El puente sobre el Sagua

Fotos: Lis García Arango

Fotos: Lis García Arango

Vértigo. Tardo horas en dar un paso y el mundo se estremece. El saltillo del estómago pide auxilio de mis manos, mas no puedo soltar las cuerdas de las que me sujeto: hacerlo sería un suicidio.

No miro hacia abajo, pero al levantar la vista el horizonte se balancea en todas direcciones. Tampoco puedo cerrar los ojos: avanzar sobre dos tablillas titubeantes es una empresa demasiado riesgosa como para hacerlo a ciegas. Nadie puede ayudarme: somos solo el vértigo, el equilibrio y yo. Bajo nosotros corre, indiferente a la pelea, el río Sagua.

A unos treinta kilómetros al nordeste de la ciudad de Guantánamo, entre las montañas del municipio El Salvador, el puente colgante por cables más antiguo que funciona en Cubaenlaza la carretera a Sagua de Tánamo con el poblado Jagüeyón, en el consejo popular Sabaneta. Atravesarlo es como entrar en la escena de un filme de Indiana Jones.

Apenas del ancho de dos tablas, y sostenidos por gruesos alambres de acero paralelos, el paso se prolonga casi 20 metros hasta la otra orilla. En tiempos de seca, la altura sobre las aguas oscila entre los cinco y los seis metros, pero en las crecidas la corriente puede rozar los tobillos de los transeúntes.

Tras mucho suplicio y vencido el vértigo, piso al fin la tierra firme. Minutos antes, otros compañeros de viaje ya lo han hecho. Con tal de no volver a padecer el “calvario” de cruzar, valoro quedarme a vivir en la comunidad de solo 400 habitantes. El sol lleva todo el día martillando mi cabeza.

Con paso ligero, un señor se acerca a la entrada del puente (o a la salida, todo depende del punto desde el que se le mire). Las carnes secas, tostadas. La ropa se le pega al cuerpo empapado de sudor y el rostro enjuto se perfila bajo un sombrero de guano. Se identifica como Ricardo Flor Moya, constructor principal de la obra.

“Yo le cogí el modelo a uno que había hecho Pancho, allá por Arroyo Seco, en Mayarí. En solo dos meses los hombres del pueblo construimos el puente.

“Cuando veníamos por las tardes, después de trabajar en la agricultura, nos poníamos ahí y poquito a poquito lo fuimos levantando. Y mira tú, hace más de 30 años que nos está sirviendo”

Ricardo Moya no tiene edad, o tiene todas las edades curtiéndole la piel. Él no la dijo, tampoco se le preguntó, pero en pueblo chiquito todo el mundo se conoce, y al indagar más adelante sobre el tema, algunos aseguran que ronda los 75, o los 80; alguien se atrevió a decir que ya frisa los 85 años.

En sus tres décadas de vida, el paso solo ha sufrido dos roturas graves.
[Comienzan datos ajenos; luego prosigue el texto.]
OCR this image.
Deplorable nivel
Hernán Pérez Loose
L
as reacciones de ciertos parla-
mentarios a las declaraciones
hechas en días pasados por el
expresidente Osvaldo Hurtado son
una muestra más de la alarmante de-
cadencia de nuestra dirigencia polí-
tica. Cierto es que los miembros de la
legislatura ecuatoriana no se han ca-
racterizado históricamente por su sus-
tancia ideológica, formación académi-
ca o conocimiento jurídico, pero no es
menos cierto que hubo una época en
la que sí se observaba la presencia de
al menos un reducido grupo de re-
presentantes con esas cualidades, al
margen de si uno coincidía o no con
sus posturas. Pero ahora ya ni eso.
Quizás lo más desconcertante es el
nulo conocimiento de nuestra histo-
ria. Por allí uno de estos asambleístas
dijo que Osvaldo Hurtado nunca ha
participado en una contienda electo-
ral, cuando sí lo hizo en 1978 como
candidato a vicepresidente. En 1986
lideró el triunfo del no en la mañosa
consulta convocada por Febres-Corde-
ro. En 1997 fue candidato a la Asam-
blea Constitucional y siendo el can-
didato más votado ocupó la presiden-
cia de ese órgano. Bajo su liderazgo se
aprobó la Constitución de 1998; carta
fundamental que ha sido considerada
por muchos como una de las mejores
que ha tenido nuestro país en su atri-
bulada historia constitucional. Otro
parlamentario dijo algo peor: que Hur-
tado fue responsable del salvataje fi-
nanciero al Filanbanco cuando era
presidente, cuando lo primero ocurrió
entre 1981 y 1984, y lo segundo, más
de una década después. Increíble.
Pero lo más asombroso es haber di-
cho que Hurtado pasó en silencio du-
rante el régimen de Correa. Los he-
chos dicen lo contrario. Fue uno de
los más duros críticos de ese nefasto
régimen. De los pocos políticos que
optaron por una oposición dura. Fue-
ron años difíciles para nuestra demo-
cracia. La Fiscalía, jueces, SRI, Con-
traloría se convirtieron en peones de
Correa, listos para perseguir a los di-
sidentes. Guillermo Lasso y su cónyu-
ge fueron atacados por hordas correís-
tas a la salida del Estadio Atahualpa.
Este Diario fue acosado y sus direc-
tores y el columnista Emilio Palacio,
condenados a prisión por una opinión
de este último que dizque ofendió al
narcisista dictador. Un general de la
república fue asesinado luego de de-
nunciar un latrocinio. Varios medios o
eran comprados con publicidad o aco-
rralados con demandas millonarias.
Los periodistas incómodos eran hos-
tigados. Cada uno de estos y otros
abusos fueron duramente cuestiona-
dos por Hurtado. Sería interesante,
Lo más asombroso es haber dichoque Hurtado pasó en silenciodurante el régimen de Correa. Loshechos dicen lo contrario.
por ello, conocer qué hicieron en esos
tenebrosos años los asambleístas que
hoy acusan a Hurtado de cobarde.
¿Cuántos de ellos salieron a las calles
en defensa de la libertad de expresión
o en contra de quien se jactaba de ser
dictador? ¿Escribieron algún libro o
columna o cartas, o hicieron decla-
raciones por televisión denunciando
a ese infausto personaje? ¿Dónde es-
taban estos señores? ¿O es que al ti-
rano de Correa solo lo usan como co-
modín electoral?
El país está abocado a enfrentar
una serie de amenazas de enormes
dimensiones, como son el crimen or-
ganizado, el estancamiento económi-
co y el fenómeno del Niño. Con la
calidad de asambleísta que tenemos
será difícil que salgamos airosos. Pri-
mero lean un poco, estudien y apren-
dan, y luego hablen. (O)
Una, con las inundaciones de noviembre de 1993, cuando el 70 por ciento del municipio quedó bajo agua a consecuencia de la crecida del río Sagua y del escurrimiento fluvial de las montañas; la otra, por causas similares en 2004.

En ambas ocasiones, el tablado y los cables no resistieron la fuerza de la corriente, pero la base (una mole de concreto incrustada en la piedra viva del farallón), permaneció incólume. Gracias a la solidez de esta, que evitó males mayores, la reparación demoró relativamente poco tiempo.
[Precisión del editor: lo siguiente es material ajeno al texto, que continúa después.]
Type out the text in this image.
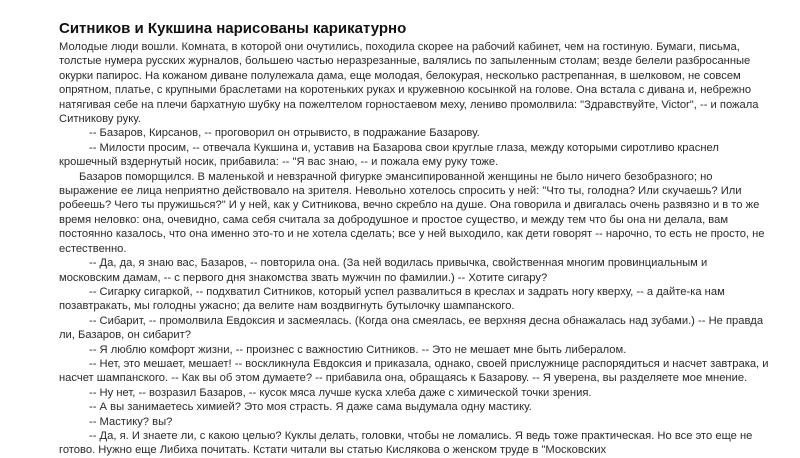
Ситников и Кукшина нарисованы карикатурно

Молодые люди вошли. Комната, в которой они очутились, походила скорее на рабочий кабинет, чем на гостиную. Бумаги, письма, толстые нумера русских журналов, большею частью неразрезанные, валялись по запыленным столам; везде белели разбросанные окурки папирос. На кожаном диване полулежала дама, еще молодая, белокурая, несколько растрепанная, в шелковом, не совсем опрятном, платье, с крупными браслетами на коротеньких руках и кружевною косынкой на голове. Она встала с дивана и, небрежно натягивая себе на плечи бархатную шубку на пожелтелом горностаевом меху, лениво промолвила: "Здравствуйте, Victor", -- и пожала Ситникову руку.

-- Базаров, Кирсанов, -- проговорил он отрывисто, в подражание Базарову.

-- Милости просим, -- отвечала Кукшина и, уставив на Базарова свои круглые глаза, между которыми сиротливо краснел крошечный вздернутый носик, прибавила: -- "Я вас знаю, -- и пожала ему руку тоже.

Базаров поморщился. В маленькой и невзрачной фигурке эмансипированной женщины не было ничего безобразного; но выражение ее лица неприятно действовало на зрителя. Невольно хотелось спросить у ней: "Что ты, голодна? Или скучаешь? Или робеешь? Чего ты пружишься?" И у ней, как у Ситникова, вечно скребло на душе. Она говорила и двигалась очень развязно и в то же время неловко: она, очевидно, сама себя считала за добродушное и простое существо, и между тем что бы она ни делала, вам постоянно казалось, что она именно это-то и не хотела сделать; все у ней выходило, как дети говорят -- нарочно, то есть не просто, не естественно.

-- Да, да, я знаю вас, Базаров, -- повторила она. (За ней водилась привычка, свойственная многим провинциальным и московским дамам, -- с первого дня знакомства звать мужчин по фамилии.) -- Хотите сигару?

-- Сигарку сигаркой, -- подхватил Ситников, который успел развалиться в креслах и задрать ногу кверху, -- а дайте-ка нам позавтракать, мы голодны ужасно; да велите нам воздвигнуть бутылочку шампанского.

-- Сибарит, -- промолвила Евдоксия и засмеялась. (Когда она смеялась, ее верхняя десна обнажалась над зубами.) -- Не правда ли, Базаров, он сибарит?

-- Я люблю комфорт жизни, -- произнес с важностию Ситников. -- Это не мешает мне быть либералом.

-- Нет, это мешает, мешает! -- воскликнула Евдоксия и приказала, однако, своей прислужнице распорядиться и насчет завтрака, и насчет шампанского. -- Как вы об этом думаете? -- прибавила она, обращаясь к Базарову. -- Я уверена, вы разделяете мое мнение.

-- Ну нет, -- возразил Базаров, -- кусок мяса лучше куска хлеба даже с химической точки зрения.

-- А вы занимаетесь химией? Это моя страсть. Я даже сама выдумала одну мастику.

-- Мастику? вы?

-- Да, я. И знаете ли, с какою целью? Куклы делать, головки, чтобы не ломались. Я ведь тоже практическая. Но все это еще не готово. Нужно еще Либиха почитать. Кстати читали вы статью Кислякова о женском труде в "Московских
Cada día se benefician del singular puente no solo los pobladores de Jagüeyón, sino también los habitantes de otras comunidades cercanas en el Consejo Popular. De no ser por la obra ingenieril, demorarían horas atravesando las montañas para poder llegar a sus hogares. Ahora solo les toma escasos minutos.

A lo lejos, como induciéndonos al regreso, suena el claxon de la guagua Girón en que viajábamos. Otra vez, aunque lo disimulo bajo la gorra, mi tez se palidece. Los zapatos de plomo y el corazón de algodón. Avanzo sin querer llegar…
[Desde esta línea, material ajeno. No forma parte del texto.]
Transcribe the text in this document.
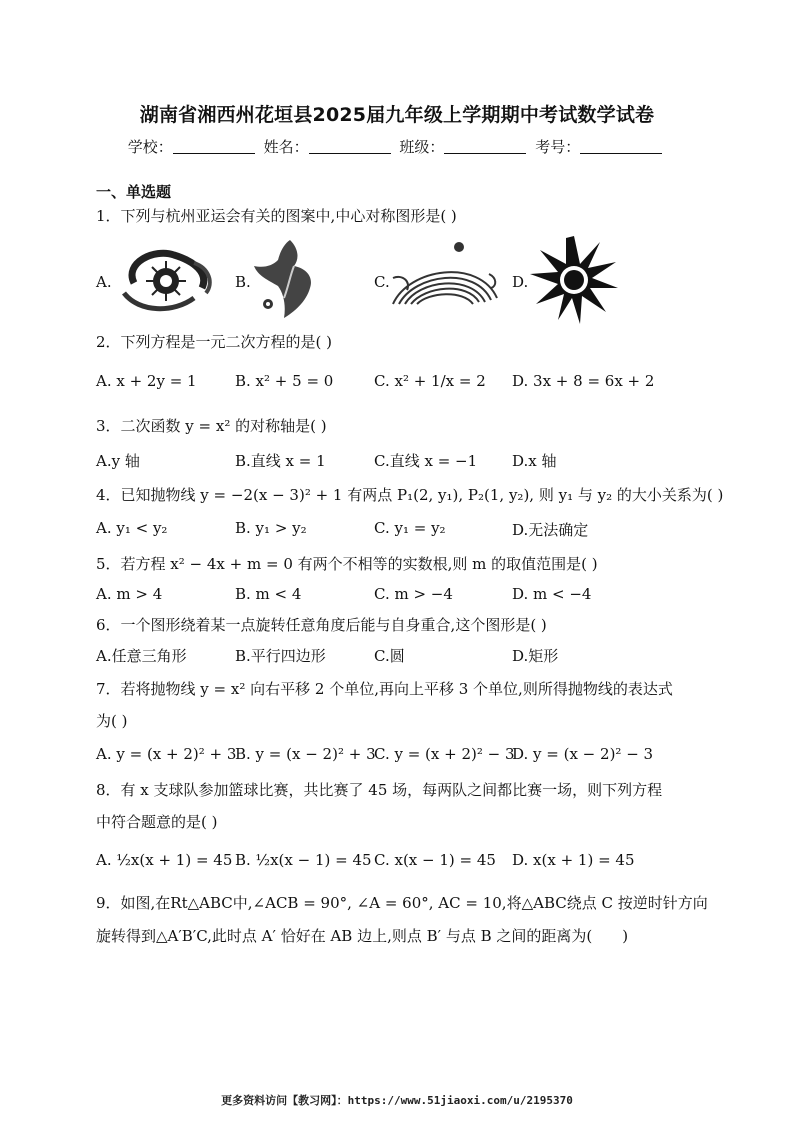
湖南省湘西州花垣县2025届九年级上学期期中考试数学试卷
学校：	姓名：	班级：	考号：
一、单选题
1．下列与杭州亚运会有关的图案中,中心对称图形是( )
A.	B.	C.	D.
2．下列方程是一元二次方程的是( )
A. x + 2y = 1	B. x² + 5 = 0	C. x² + 1/x = 2 D. 3x + 8 = 6x + 2
3．二次函数 y = x² 的对称轴是( )
A.y 轴	B.直线 x = 1	C.直线 x = −1 D.x 轴
4．已知抛物线 y = −2(x − 3)² + 1 有两点 P₁(2, y₁), P₂(1, y₂), 则 y₁ 与 y₂ 的大小关系为( )
A. y₁ < y₂	B. y₁ > y₂	C. y₁ = y₂	D.无法确定
5．若方程 x² − 4x + m = 0 有两个不相等的实数根,则 m 的取值范围是( )
A. m > 4	B. m < 4	C. m > −4	D. m < −4
6．一个图形绕着某一点旋转任意角度后能与自身重合,这个图形是( )
A.任意三角形	B.平行四边形	C.圆	D.矩形
7．若将抛物线 y = x² 向右平移 2 个单位,再向上平移 3 个单位,则所得抛物线的表达式
为( )
A. y = (x + 2)² + 3
B. y = (x − 2)² + 3
C. y = (x + 2)² − 3
D. y = (x − 2)² − 3
8．有 x 支球队参加篮球比赛，共比赛了 45 场，每两队之间都比赛一场，则下列方程
中符合题意的是( )
A. ½x(x + 1) = 45 B. ½x(x − 1) = 45 C. x(x − 1) = 45 D. x(x + 1) = 45
9．如图,在Rt△ABC中,∠ACB = 90°, ∠A = 60°, AC = 10,将△ABC绕点 C 按逆时针方向
旋转得到△A′B′C,此时点 A′ 恰好在 AB 边上,则点 B′ 与点 B 之间的距离为(　　)
更多资料访问【教习网】：https://www.51jiaoxi.com/u/2195370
Cuando me dispongo a dar el primer paso sobre las tablas titubeantes, una algarabía de vocecillas me detiene. Un grupo de niños que apenas superan mi cintura se mueven, a toda velocidad, rumbo a mí.

No tengo tiempo de alertarles del “peligro”, cuando entre juegos y risotadas llegan, antes de que pueda articular palabra, al otro lado. No me queda más opción que apretar los dientes y seguir sus pasos. Esta vez el viaje no me despierta tantos sobresaltos: la vergüenza de mi rostro supera el vértigo del estómago.